After Erasmus, I went to London to work for British Gas (1994-1995), joined Bakrie Finance (1995-1998), AAA Securities-Head of Investment Banking (1998-2005), Deutsche Bank-Singapore as Co-Head of Capital Market & Treasury Solutions for Indonesia (2006-2011), Nomura Singapore as Head of Investment Banking for Indonesia (2011-2014), SMBC Singapore as Head of Wealth Management for Indonesia (2016-2017). I spent 12 years in Singapore to work, 5 years in Holland, 3 years in the UK to study or close to 20 years total abroad or 40% of my life. I decided to go back to Indonesia in 2018, now my 3 sons are in the UK and US studying. Again, I had to choose, and it is an easy choice, Indonesia is home.
We can discuss my professional works as a senior banker in a separate story. But I want to share two things: my fintech start-up called Investree and a Ksatria Airlangga floating hospital.
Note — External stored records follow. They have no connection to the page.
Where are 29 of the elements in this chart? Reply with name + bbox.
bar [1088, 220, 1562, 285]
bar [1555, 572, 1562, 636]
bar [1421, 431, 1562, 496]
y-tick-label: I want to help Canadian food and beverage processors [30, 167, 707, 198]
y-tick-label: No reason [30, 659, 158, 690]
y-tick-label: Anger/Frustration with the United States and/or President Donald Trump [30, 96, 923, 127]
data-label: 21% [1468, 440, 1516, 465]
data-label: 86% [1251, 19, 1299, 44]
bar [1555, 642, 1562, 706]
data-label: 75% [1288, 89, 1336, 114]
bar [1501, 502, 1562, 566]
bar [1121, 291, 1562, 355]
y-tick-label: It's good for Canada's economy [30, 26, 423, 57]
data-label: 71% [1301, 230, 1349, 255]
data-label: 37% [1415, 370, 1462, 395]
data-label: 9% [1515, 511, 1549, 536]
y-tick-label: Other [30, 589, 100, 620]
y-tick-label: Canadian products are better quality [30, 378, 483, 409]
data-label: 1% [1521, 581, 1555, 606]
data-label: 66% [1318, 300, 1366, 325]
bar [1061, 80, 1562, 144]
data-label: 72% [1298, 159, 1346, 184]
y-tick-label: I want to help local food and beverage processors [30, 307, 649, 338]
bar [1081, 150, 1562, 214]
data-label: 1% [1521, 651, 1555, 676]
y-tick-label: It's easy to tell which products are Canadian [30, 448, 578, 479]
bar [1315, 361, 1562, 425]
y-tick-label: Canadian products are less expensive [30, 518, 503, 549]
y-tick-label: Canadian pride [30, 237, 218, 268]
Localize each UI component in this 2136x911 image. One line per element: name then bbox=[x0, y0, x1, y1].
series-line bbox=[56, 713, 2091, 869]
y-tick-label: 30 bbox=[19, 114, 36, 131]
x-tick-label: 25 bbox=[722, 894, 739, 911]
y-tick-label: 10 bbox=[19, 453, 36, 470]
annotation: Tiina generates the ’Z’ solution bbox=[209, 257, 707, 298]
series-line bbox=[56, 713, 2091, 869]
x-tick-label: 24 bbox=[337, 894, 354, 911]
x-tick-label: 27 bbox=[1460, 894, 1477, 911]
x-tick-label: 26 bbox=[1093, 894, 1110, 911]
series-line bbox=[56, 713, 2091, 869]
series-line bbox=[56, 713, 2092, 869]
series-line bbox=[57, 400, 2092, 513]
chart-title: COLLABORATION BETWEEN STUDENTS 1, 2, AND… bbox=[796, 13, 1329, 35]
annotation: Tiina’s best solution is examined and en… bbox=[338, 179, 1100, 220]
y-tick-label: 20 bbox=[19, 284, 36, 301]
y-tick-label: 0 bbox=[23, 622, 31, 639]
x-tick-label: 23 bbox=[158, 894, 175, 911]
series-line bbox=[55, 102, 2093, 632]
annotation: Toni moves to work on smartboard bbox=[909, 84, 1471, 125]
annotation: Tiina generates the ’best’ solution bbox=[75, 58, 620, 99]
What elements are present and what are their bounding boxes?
Investree is now the leading fintech lending in Indonesia focusing on SMEs B2B marketplace lending. Little did we know then in 2015 when I set it up with other co-founders and 5 employees that we could facilitate 4 trillion rupiah loans to SMEs and close to 180 employees in 4 years. In that fateful October 2015, I had chosen to take plunge into the start-up world at the age of 48. And it has been the best 4 years of my life. Investree’s mission is simple, we want to use technology and data for more access to finance for the SMEs. We want to contribute to solve the financial inclusion issue. Now we bring the platform to Thailand and Philippines as we see similar “missing middle” credit gaps to SMEs.
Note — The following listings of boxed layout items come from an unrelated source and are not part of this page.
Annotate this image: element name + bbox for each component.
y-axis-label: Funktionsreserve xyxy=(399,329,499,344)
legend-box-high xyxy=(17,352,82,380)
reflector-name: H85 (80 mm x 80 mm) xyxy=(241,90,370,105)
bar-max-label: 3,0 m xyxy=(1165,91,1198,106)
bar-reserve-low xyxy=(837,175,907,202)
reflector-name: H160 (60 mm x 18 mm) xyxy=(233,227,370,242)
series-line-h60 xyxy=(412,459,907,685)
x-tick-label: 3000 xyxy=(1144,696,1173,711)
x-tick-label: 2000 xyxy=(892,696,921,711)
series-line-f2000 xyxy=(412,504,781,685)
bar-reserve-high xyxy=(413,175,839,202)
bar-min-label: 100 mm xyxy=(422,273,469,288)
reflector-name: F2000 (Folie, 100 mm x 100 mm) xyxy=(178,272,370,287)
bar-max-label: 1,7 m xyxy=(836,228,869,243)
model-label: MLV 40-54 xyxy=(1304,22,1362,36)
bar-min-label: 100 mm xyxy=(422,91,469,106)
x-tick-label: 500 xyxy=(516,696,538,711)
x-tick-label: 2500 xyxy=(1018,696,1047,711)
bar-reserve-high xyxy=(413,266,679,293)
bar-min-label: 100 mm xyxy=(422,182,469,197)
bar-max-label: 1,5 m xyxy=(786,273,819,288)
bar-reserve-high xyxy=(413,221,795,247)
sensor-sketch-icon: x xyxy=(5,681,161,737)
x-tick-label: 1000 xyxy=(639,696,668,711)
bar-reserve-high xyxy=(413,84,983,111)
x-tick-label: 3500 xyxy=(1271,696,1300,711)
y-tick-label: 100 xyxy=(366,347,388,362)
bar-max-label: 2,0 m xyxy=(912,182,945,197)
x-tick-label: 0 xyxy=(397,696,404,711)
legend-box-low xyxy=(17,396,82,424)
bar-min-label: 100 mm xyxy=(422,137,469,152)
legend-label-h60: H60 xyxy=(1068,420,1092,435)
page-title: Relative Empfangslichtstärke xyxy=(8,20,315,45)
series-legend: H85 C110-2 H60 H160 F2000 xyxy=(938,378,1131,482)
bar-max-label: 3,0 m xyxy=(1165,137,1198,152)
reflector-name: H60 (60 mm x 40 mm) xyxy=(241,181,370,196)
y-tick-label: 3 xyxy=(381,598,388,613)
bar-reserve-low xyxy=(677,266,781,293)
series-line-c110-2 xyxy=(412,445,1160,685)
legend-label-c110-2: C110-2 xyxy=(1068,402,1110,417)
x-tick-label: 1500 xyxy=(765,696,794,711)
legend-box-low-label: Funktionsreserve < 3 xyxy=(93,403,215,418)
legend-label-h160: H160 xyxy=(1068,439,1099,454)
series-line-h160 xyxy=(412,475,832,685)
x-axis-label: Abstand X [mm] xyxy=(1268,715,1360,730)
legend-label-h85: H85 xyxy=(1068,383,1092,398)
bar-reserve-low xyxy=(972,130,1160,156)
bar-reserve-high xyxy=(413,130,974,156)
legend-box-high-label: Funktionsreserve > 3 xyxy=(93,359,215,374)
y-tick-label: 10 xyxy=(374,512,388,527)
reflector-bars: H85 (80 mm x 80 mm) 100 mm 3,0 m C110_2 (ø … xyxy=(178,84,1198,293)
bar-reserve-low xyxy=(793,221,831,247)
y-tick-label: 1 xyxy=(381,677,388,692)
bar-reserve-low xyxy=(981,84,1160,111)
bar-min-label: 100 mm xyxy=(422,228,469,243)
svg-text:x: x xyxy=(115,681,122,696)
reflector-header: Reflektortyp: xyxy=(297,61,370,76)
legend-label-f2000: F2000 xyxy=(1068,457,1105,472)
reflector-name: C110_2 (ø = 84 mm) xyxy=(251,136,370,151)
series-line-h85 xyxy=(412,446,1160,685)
If you recalled Agus Harianto, after 32 years thru social media, we got reconnected end of 2016. I did not know that the past 10 years he has dedicated his life to help people in remote islands in Seram, Maluku, Papua. He is a surgeon based in Tulehu and got his PTT in Werinama, a remote island 12 hours from Ambon. I was so touched with his story. He said his dream is to have a floating hospital with operating theaters on board so we come to people in remote islands. Again, in that fateful November 2016, we met again in Makassar for the first time after 32 years, and we paid a visit to Daeng Ngamba, a traditional phinisi builder. We made the choice to put 100mn deposits, though we did not know where rest of 800mn would come from. All we had was faith and conviction. The community of alumni of Airlangga University where Agus came from then embraced it. I’m happy to say in the last 2 years, the Ksatria Airlangga floating hospital has helped close to 15,000 people for free including probably 2,000 surgeries in more than 40 remote islands especially eastern seaboard of Indonesia.
Some people questioned the sustainability of the projects but I was reminded of a few things: “always help people, you may be the only one who does” and “do the least what you can do now, because the least you can do might turn out the be the most significant for others” – Lucielle Hanane Tarejad as quoted by TP Rachmat, and last: to be compassionate is good, but to act on it is better. Please do think of others when you start working, don’t get yourself buried with sales target and next career only. Create your own story. “It’s your roads, and yours alone, others may walk it with you, but no one can walk it for you” (Rumi).
I have too much to tell but there’s too little time and space. I hope you all success in whatever choices you make, and “may your choices reflect your hopes, not your fears (Nelson Mandela). And my one final advice: do make mistakes, learnt from it, time is a kind friend, it will mature you if you make mistakes. You may not be able to connect the dots going forward as Steve Jobs said but have faith and conviction, make a choice what is good for you, not necessarily the most convenient ones.
And remember to live a truly happy and purposeful life. Be kind whenever possible. It is always possible – (Dalai Lama).